# Blank screen and not turn on



## darkoverde (Jan 28, 2021)

Hello.

I'm using FreeBSD 12.2-RELEASE-p1 with Xorg, GDM and Xfce on my laptop Dell Latitude 3440. Everything works well, except by one detail: everytime i lock the screen and its turn off or it blanks after programed time, I can press any key on keyboard or move the touchpad, but the screen dont turns on.

The way I discovered to solve was press Ctrl+Alt+F{1..8} to go to console and Ctrl+Alt+F9 to go back to graphic mode. This way the screen turns on.

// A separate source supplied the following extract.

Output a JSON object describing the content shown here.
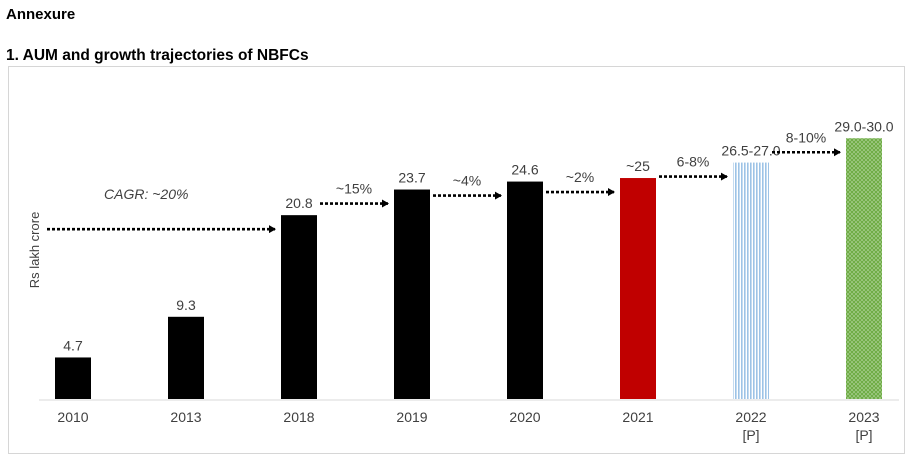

How can i solve this trouble? Any ideas?

Thanks.


----------



## the3ajm (Jan 28, 2021)

I would check in xfce power settings and make sure that the display never blanks out you can toggle it left to disable right for max time. I'm not sure if it's related to xscreensaver not installed but I just disable the blanking altogether since when I close the lid the display will turn off by itself.


----------



## darkoverde (Jan 28, 2021)

the3ajm said:


> I would check in xfce power settings and make sure that the display never blanks out you can toggle it left to disable right for max time. I'm not sure if it's related to xscreensaver not installed but I just disable the blanking altogether since when I close the lid the display will turn off by itself.



I confess i hadn't thought that. But solved my trouble.

No need to turn off the screen. I always use laptop on energy. Battery only when the power goes out.

Thanks.


----------